- Coordinates: 38°40′49″N 85°11′15″W﻿ / ﻿38.68028°N 85.18750°W
- Carries: 2 lanes of US 42 / KY 36
- Crosses: Kentucky River
- Locale: Carrollton, Kentucky and Prestonville, Kentucky
- Other name(s): Big Blue Bridge

Characteristics
- Design: Continuous truss bridge
- Total length: 1,277 ft (389 m)
- Width: 28.9 ft (8.8 m)
- Clearance above: 14.7 ft (4.5 m)
- Clearance below: 6.9 ft (2.1 m)

History
- Opened: 1900 (original), 1952 (current)
- Closed: 1952 (original)

Statistics
- Daily traffic: 9,640 (2009)
- Toll: On original bridge

Location

= Carrollton–Prestonville Bridge =

The Carrollton–Prestonville Bridge is a continuous truss bridge that carries U.S. Route 42 and Kentucky Route 36 across the Kentucky River between Carrollton and Prestonville, Kentucky.

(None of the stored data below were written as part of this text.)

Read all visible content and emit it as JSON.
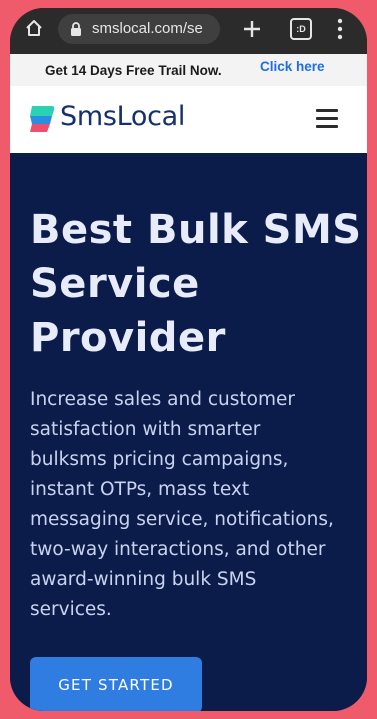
{
  "browser": {
    "url": "smslocal.com/se",
    "tab_count_glyph": ":D"
  },
  "promo": {
    "text": "Get 14 Days Free Trail Now.",
    "link_label": "Click here"
  },
  "header": {
    "brand": "SmsLocal"
  },
  "hero": {
    "title_lines": [
      "Best Bulk SMS",
      "Service",
      "Provider"
    ],
    "description_lines": [
      "Increase sales and customer",
      "satisfaction with smarter",
      "bulksms pricing campaigns,",
      "instant OTPs, mass text",
      "messaging service, notifications,",
      "two-way interactions, and other",
      "award-winning bulk SMS",
      "services."
    ],
    "cta_label": "GET STARTED"
  },
  "colors": {
    "frame": "#ef5b6b",
    "hero_bg": "#0c1c4a",
    "accent": "#2f7de1",
    "brand_text": "#16306b",
    "link": "#1e6ee6"
  },
  "icons": [
    "home-icon",
    "lock-icon",
    "plus-icon",
    "tabs-icon",
    "menu-dots-icon",
    "logo-mark-icon",
    "hamburger-icon"
  ]
}
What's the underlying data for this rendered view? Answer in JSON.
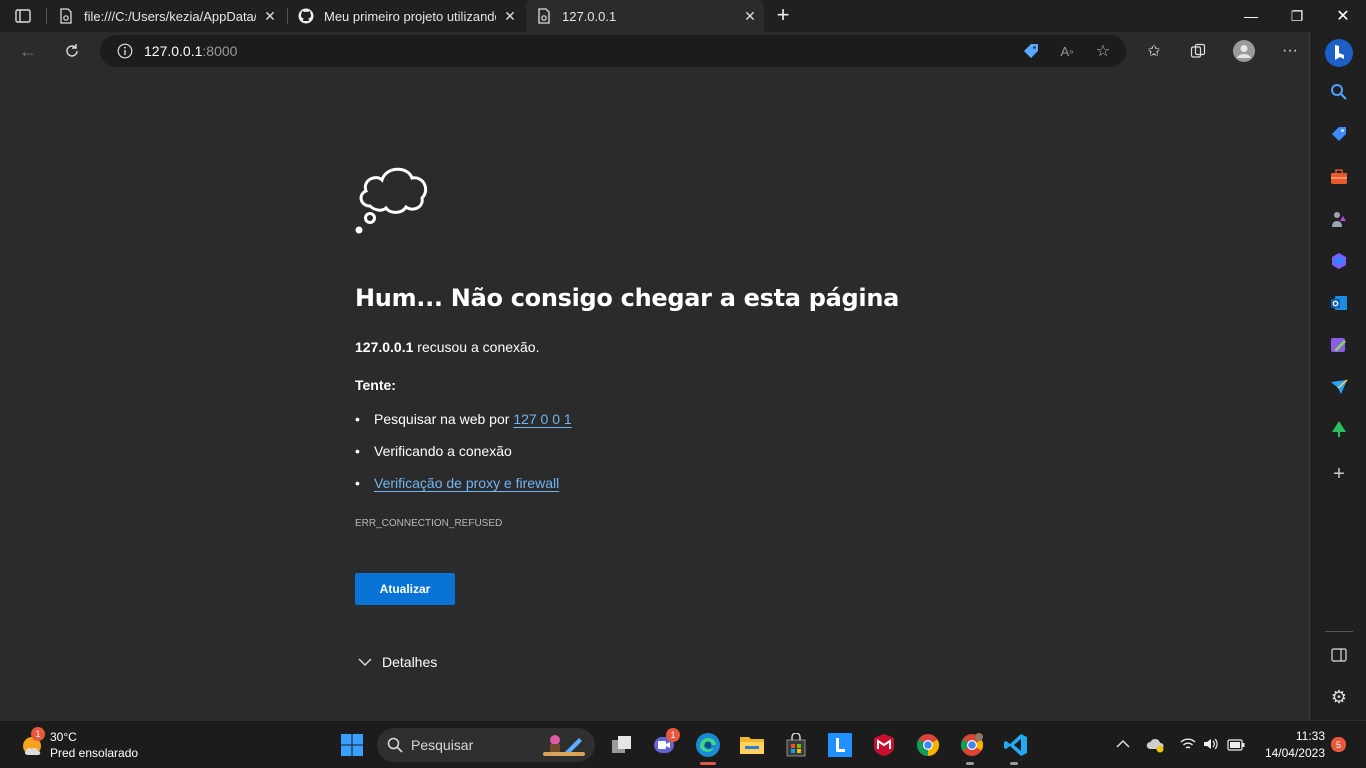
{
  "browser": {
    "tabs": [
      {
        "title": "file:///C:/Users/kezia/AppData/Lo",
        "favicon": "file-icon"
      },
      {
        "title": "Meu primeiro projeto utilizando o",
        "favicon": "github-icon"
      },
      {
        "title": "127.0.0.1",
        "favicon": "file-icon",
        "active": true
      }
    ],
    "address": {
      "host": "127.0.0.1",
      "port": ":8000"
    }
  },
  "error_page": {
    "heading": "Hum... Não consigo chegar a esta página",
    "refused_host": "127.0.0.1",
    "refused_text": " recusou a conexão.",
    "try_label": "Tente:",
    "suggestions": {
      "search_prefix": "Pesquisar na web por ",
      "search_link": "127 0 0 1",
      "check_connection": "Verificando a conexão",
      "proxy_link": "Verificação de proxy e firewall"
    },
    "error_code": "ERR_CONNECTION_REFUSED",
    "refresh_label": "Atualizar",
    "details_label": "Detalhes"
  },
  "taskbar": {
    "weather": {
      "temp": "30°C",
      "desc": "Pred ensolarado",
      "badge": "1"
    },
    "search_label": "Pesquisar",
    "teams_badge": "1",
    "clock": {
      "time": "11:33",
      "date": "14/04/2023"
    },
    "notification_count": "5"
  },
  "colors": {
    "accent": "#0a74d6",
    "link": "#6fb6f4",
    "page_bg": "#2b2b2b"
  }
}
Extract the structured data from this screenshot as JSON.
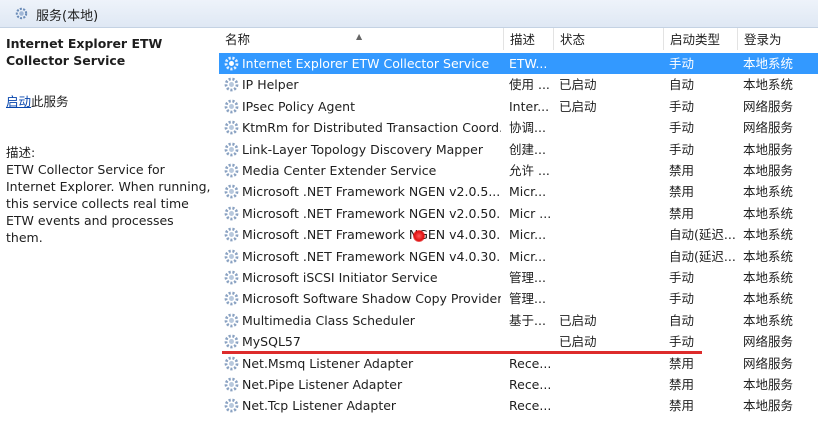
{
  "window": {
    "title": "服务(本地)",
    "icon": "gear-search-icon"
  },
  "detail": {
    "service_name": "Internet Explorer ETW Collector Service",
    "start_link": "启动",
    "start_suffix": "此服务",
    "desc_label": "描述:",
    "description": "ETW Collector Service for Internet Explorer. When running, this service collects real time ETW events and processes them."
  },
  "columns": {
    "name": "名称",
    "desc": "描述",
    "status": "状态",
    "startup": "启动类型",
    "logon": "登录为"
  },
  "services": [
    {
      "name": "Internet Explorer ETW Collector Service",
      "desc": "ETW...",
      "status": "",
      "startup": "手动",
      "logon": "本地系统"
    },
    {
      "name": "IP Helper",
      "desc": "使用 ...",
      "status": "已启动",
      "startup": "自动",
      "logon": "本地系统"
    },
    {
      "name": "IPsec Policy Agent",
      "desc": "Inter...",
      "status": "已启动",
      "startup": "手动",
      "logon": "网络服务"
    },
    {
      "name": "KtmRm for Distributed Transaction Coord...",
      "desc": "协调...",
      "status": "",
      "startup": "手动",
      "logon": "网络服务"
    },
    {
      "name": "Link-Layer Topology Discovery Mapper",
      "desc": "创建...",
      "status": "",
      "startup": "手动",
      "logon": "本地服务"
    },
    {
      "name": "Media Center Extender Service",
      "desc": "允许 ...",
      "status": "",
      "startup": "禁用",
      "logon": "本地服务"
    },
    {
      "name": "Microsoft .NET Framework NGEN v2.0.5...",
      "desc": "Micr...",
      "status": "",
      "startup": "禁用",
      "logon": "本地系统"
    },
    {
      "name": "Microsoft .NET Framework NGEN v2.0.50...",
      "desc": "Micr ...",
      "status": "",
      "startup": "禁用",
      "logon": "本地系统"
    },
    {
      "name": "Microsoft .NET Framework NGEN v4.0.30...",
      "desc": "Micr...",
      "status": "",
      "startup": "自动(延迟...",
      "logon": "本地系统"
    },
    {
      "name": "Microsoft .NET Framework NGEN v4.0.30...",
      "desc": "Micr...",
      "status": "",
      "startup": "自动(延迟...",
      "logon": "本地系统"
    },
    {
      "name": "Microsoft iSCSI Initiator Service",
      "desc": "管理...",
      "status": "",
      "startup": "手动",
      "logon": "本地系统"
    },
    {
      "name": "Microsoft Software Shadow Copy Provider",
      "desc": "管理...",
      "status": "",
      "startup": "手动",
      "logon": "本地系统"
    },
    {
      "name": "Multimedia Class Scheduler",
      "desc": "基于...",
      "status": "已启动",
      "startup": "自动",
      "logon": "本地系统"
    },
    {
      "name": "MySQL57",
      "desc": "",
      "status": "已启动",
      "startup": "手动",
      "logon": "网络服务"
    },
    {
      "name": "Net.Msmq Listener Adapter",
      "desc": "Rece...",
      "status": "",
      "startup": "禁用",
      "logon": "网络服务"
    },
    {
      "name": "Net.Pipe Listener Adapter",
      "desc": "Rece...",
      "status": "",
      "startup": "禁用",
      "logon": "本地服务"
    },
    {
      "name": "Net.Tcp Listener Adapter",
      "desc": "Rece...",
      "status": "",
      "startup": "禁用",
      "logon": "本地服务"
    }
  ],
  "colors": {
    "selection": "#3399ff",
    "annotation_underline": "#dd2b2b",
    "link": "#0645ad"
  }
}
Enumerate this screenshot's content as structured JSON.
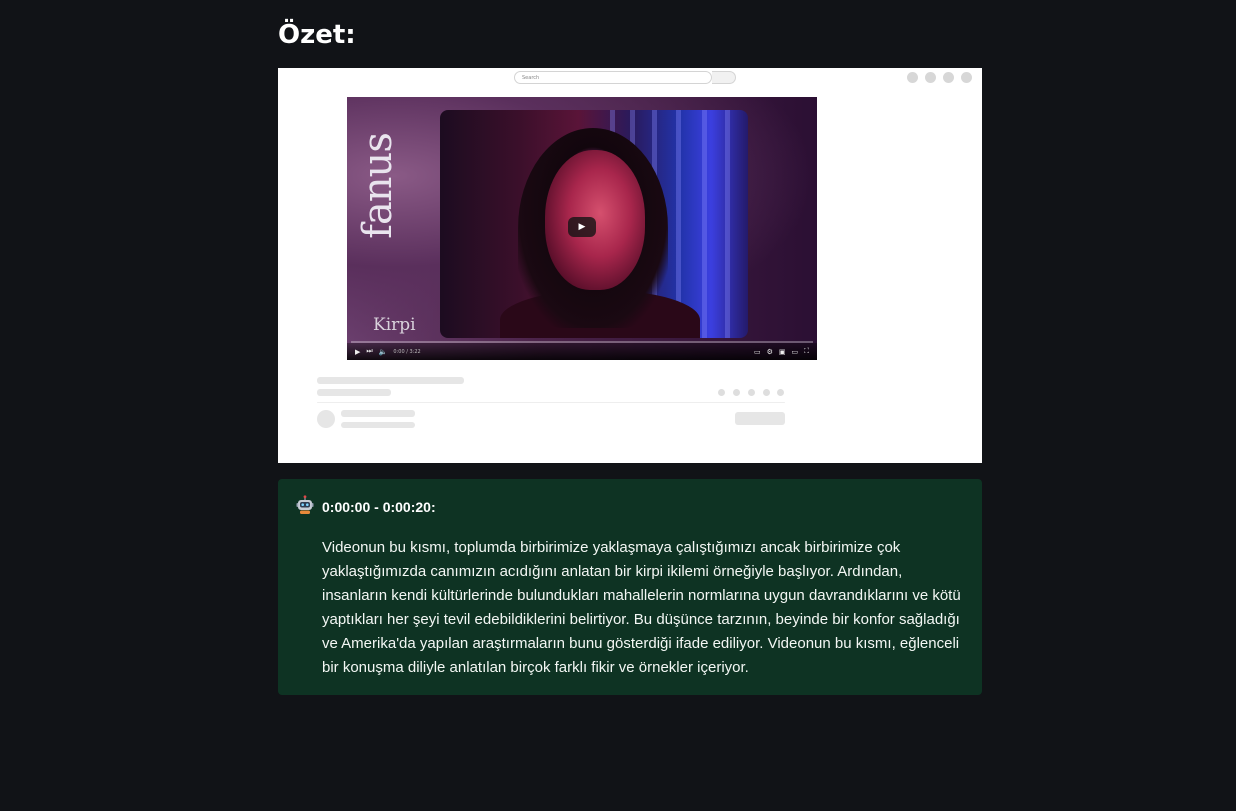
{
  "page": {
    "title": "Özet:"
  },
  "thumbnail": {
    "search_placeholder": "Search",
    "brand_text": "fanus",
    "corner_text": "Kirpi",
    "time": "0:00 / 3:22"
  },
  "summary": {
    "timestamp": "0:00:00 - 0:00:20:",
    "text": "Videonun bu kısmı, toplumda birbirimize yaklaşmaya çalıştığımızı ancak birbirimize çok yaklaştığımızda canımızın acıdığını anlatan bir kirpi ikilemi örneğiyle başlıyor. Ardından, insanların kendi kültürlerinde bulundukları mahallelerin normlarına uygun davrandıklarını ve kötü yaptıkları her şeyi tevil edebildiklerini belirtiyor. Bu düşünce tarzının, beyinde bir konfor sağladığı ve Amerika'da yapılan araştırmaların bunu gösterdiği ifade ediliyor. Videonun bu kısmı, eğlenceli bir konuşma diliyle anlatılan birçok farklı fikir ve örnekler içeriyor.",
    "icon": "robot-icon"
  },
  "colors": {
    "background": "#111317",
    "summary_bg": "#0e3323",
    "text": "#ffffff"
  }
}
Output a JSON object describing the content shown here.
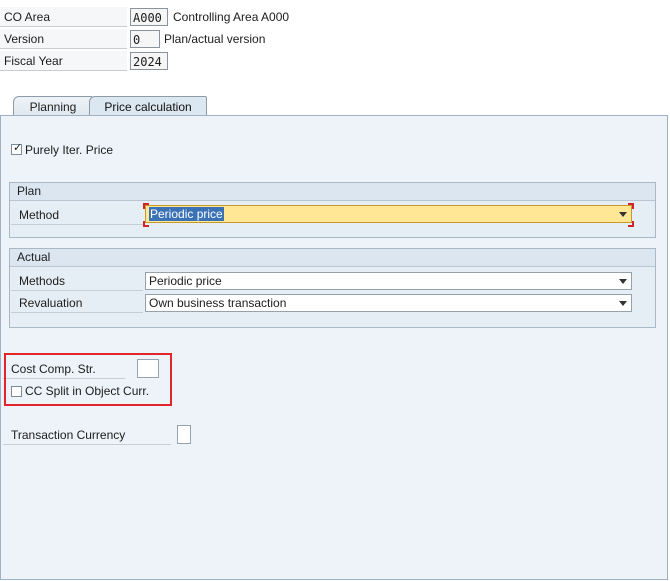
{
  "header": {
    "co_area": {
      "label": "CO Area",
      "value": "A000",
      "description": "Controlling Area A000"
    },
    "version": {
      "label": "Version",
      "value": "0",
      "description": "Plan/actual version"
    },
    "fiscal_year": {
      "label": "Fiscal Year",
      "value": "2024"
    }
  },
  "tabs": [
    {
      "label": "Planning",
      "active": false
    },
    {
      "label": "Price calculation",
      "active": true
    }
  ],
  "purely_iter_price": {
    "label": "Purely Iter. Price",
    "checked": true
  },
  "plan_group": {
    "title": "Plan",
    "method": {
      "label": "Method",
      "value": "Periodic price"
    }
  },
  "actual_group": {
    "title": "Actual",
    "methods": {
      "label": "Methods",
      "value": "Periodic price"
    },
    "revaluation": {
      "label": "Revaluation",
      "value": "Own business transaction"
    }
  },
  "cost_comp": {
    "label": "Cost Comp. Str.",
    "value": ""
  },
  "cc_split": {
    "label": "CC Split in Object Curr.",
    "checked": false
  },
  "transaction_currency": {
    "label": "Transaction Currency",
    "value": ""
  },
  "colors": {
    "highlight": "#e0252c",
    "focus_field": "#ffe795",
    "panel": "#edf3f8"
  }
}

It carries approximately 9,640 cars a day as of 2009. The bridge is located just south of the confluence of the Ohio and Kentucky rivers. The original bridge was toll bridge that opened in 1900. In 1952, it was replaced by a new bridge just a few feet downstream. The piers and eastern approach of the original bridge remain.